Ruhunu Kumari  (, Princess of "Ruhuna" - southern province) (Tamil: உருகுண இளவரசி) is a daytime passenger train that runs between Colombo and Matara in Sri Lanka.

The Matara-bound train departs from Colombo at 3.50 p.m., while the Colombo-bound train leaves Matara at 6.05 a.m. The trip takes about 2.45 hours.

Services

The train offers two classes
Second class is more comfortable than the third class.
Third class typically gets very crowded with commuters, And provide only the basic facilities.

Route

The Ruhunu Kumari travels the length of Sri Lanka Railways' Coastal Line through the south-west coast of Sri Lanka, from Colombo-Fort to Matara.

The Ruhunu Kumari begins her southbound journey at Maradana station and goes to Fort Railway Station, the primary railway station in Colombo.  Then she passes stations at Slave Island, Kollupitiya, Bambalapitiya, and Wellawattha, all situated within Colombo city.  Then she passes the rapidly growing cities of Dehiwala-Mount Lavinia, Ratmalana, and Moratuwa.

As she enters Kalutara district, passing the Colombo district, Egoda Uyana, Panadura, Pinwattha and Wadduwa are the foremost stations.  The train calls at both of Kalutara's stations, Kalutara north and Kalutara south.  Next the Ruhunu Kumari passes Katukurunda, the site of Sri Lanka's first railway accident.  Payagala north and Payagala south which are the stations of Payagala city are also situated in this line.  After Maggona, Beruwala, Hettimulla and Aluthgama stations Ruhunu Kumari enters the Galle district.
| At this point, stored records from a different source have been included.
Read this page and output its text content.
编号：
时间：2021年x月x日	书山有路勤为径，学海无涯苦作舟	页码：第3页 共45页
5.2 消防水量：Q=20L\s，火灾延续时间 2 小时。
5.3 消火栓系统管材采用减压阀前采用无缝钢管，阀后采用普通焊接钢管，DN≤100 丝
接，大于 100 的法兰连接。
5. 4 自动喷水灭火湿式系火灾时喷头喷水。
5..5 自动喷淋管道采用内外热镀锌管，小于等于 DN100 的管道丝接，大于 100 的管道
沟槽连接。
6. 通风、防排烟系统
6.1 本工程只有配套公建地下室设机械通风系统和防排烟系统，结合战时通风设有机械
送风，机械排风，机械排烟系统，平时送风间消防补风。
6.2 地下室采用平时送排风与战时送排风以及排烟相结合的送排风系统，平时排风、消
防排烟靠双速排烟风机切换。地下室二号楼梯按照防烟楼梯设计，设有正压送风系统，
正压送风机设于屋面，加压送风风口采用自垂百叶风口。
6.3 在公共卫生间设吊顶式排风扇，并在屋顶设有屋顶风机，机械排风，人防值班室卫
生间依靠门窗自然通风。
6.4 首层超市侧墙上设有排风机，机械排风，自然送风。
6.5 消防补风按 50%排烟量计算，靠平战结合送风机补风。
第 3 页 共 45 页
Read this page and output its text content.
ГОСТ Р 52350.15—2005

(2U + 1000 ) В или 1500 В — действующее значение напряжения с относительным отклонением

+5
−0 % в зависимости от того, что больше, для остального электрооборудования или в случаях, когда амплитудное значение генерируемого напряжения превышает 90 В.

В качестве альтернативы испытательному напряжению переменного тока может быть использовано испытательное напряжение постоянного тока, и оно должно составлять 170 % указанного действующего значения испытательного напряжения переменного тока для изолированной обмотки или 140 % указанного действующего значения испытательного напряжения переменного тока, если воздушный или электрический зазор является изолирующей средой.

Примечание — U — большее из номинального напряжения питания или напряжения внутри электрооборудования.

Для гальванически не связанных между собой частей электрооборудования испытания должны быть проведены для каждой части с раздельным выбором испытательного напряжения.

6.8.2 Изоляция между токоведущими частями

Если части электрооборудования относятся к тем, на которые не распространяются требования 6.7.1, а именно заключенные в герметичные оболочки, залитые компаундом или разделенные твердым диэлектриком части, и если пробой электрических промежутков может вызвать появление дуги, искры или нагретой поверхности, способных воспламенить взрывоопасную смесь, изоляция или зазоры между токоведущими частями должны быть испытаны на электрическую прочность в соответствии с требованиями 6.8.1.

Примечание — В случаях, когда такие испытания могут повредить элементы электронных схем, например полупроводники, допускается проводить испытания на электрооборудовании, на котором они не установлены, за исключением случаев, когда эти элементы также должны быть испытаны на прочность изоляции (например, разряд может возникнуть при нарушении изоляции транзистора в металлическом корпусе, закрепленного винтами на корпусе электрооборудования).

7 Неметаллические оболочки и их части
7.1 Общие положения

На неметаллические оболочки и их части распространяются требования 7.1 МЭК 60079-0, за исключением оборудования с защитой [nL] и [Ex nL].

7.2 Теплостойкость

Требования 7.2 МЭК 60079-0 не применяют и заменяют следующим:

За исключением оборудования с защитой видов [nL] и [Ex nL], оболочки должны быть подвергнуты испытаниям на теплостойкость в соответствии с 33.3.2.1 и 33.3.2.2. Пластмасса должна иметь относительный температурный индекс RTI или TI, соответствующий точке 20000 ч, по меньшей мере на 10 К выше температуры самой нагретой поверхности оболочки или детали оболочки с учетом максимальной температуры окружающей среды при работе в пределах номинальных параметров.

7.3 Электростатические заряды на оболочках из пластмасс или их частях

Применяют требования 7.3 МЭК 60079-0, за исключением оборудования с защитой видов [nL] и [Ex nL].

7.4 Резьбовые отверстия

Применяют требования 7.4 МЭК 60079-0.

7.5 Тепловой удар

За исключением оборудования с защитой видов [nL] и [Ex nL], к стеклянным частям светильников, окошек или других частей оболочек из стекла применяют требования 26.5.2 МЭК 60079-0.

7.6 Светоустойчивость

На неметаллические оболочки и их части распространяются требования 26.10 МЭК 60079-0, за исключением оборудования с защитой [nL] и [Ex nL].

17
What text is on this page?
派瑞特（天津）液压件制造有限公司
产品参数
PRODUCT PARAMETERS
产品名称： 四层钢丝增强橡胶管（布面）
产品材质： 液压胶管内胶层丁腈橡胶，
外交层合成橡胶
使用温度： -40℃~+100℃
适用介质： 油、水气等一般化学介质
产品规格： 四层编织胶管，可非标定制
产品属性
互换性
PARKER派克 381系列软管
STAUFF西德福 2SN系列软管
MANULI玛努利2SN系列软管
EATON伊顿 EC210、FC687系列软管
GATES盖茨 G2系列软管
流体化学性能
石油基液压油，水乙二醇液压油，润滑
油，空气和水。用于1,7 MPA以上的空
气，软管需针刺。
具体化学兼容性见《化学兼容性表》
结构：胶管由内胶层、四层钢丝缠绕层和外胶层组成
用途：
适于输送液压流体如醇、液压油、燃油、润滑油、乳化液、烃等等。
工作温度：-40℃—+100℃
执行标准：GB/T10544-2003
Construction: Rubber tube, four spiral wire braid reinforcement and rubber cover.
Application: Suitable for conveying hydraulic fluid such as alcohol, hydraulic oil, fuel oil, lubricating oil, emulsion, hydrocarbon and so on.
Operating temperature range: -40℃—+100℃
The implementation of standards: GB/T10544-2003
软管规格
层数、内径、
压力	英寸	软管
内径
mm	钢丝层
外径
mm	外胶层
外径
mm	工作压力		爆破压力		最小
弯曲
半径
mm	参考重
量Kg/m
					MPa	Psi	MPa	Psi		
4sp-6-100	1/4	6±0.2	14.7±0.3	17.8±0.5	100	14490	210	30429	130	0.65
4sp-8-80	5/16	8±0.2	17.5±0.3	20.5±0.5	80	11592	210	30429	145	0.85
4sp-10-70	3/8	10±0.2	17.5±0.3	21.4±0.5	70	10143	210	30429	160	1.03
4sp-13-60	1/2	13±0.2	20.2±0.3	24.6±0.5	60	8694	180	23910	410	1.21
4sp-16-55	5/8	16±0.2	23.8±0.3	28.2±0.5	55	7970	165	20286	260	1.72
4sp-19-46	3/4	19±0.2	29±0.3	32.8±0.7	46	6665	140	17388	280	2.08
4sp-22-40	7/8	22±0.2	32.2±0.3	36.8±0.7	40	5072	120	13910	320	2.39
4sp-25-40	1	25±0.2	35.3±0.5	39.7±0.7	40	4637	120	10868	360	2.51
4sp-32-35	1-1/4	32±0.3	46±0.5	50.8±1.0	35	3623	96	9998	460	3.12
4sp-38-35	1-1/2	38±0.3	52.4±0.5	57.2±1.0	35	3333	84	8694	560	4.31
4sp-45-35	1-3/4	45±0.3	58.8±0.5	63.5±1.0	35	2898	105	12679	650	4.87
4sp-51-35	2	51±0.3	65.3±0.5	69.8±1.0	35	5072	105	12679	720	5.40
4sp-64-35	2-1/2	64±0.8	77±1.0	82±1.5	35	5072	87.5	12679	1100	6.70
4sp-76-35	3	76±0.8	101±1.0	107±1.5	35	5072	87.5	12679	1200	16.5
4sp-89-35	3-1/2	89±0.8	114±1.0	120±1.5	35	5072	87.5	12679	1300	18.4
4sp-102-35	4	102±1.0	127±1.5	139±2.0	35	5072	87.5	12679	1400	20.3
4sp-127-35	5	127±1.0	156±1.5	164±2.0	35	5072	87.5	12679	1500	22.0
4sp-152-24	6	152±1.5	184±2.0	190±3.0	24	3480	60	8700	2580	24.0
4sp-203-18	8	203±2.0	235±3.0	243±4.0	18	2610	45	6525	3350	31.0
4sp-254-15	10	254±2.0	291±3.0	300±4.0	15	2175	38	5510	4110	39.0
Bentota, a very popular tourist destination, is the first station situated in Galle district on this line.  Induruwa, Kosgoda, Ahungalla, Balapitiya, Ambalangoda, Kahawa, Hikkaduwa, Dodanduwa, Rajgama, Boossa, Gintota are the main stations situated before Galle.  Next the Ruhunu Kumari arrives at Galle station.

Next, the Ruhunu Kumari starts her journey on the Galle-Matara line. The train has to back out of Galle station, due to its terminal-station layout.  Katugoda is the first station on the line towards Matara.  Unawatuna, Talpe, Habaraduwa, Koggala, Kataluwa and Ahangama are the last stations in Galle district.  Midigama, Kumbalgama, Weligama are the foremost stations in the Matara. Polwathumodara, Mirissa, Kamburugamuwa, and Walgama are the next stations.  Finally Ruhunu Kumari has come to her destination: Matara.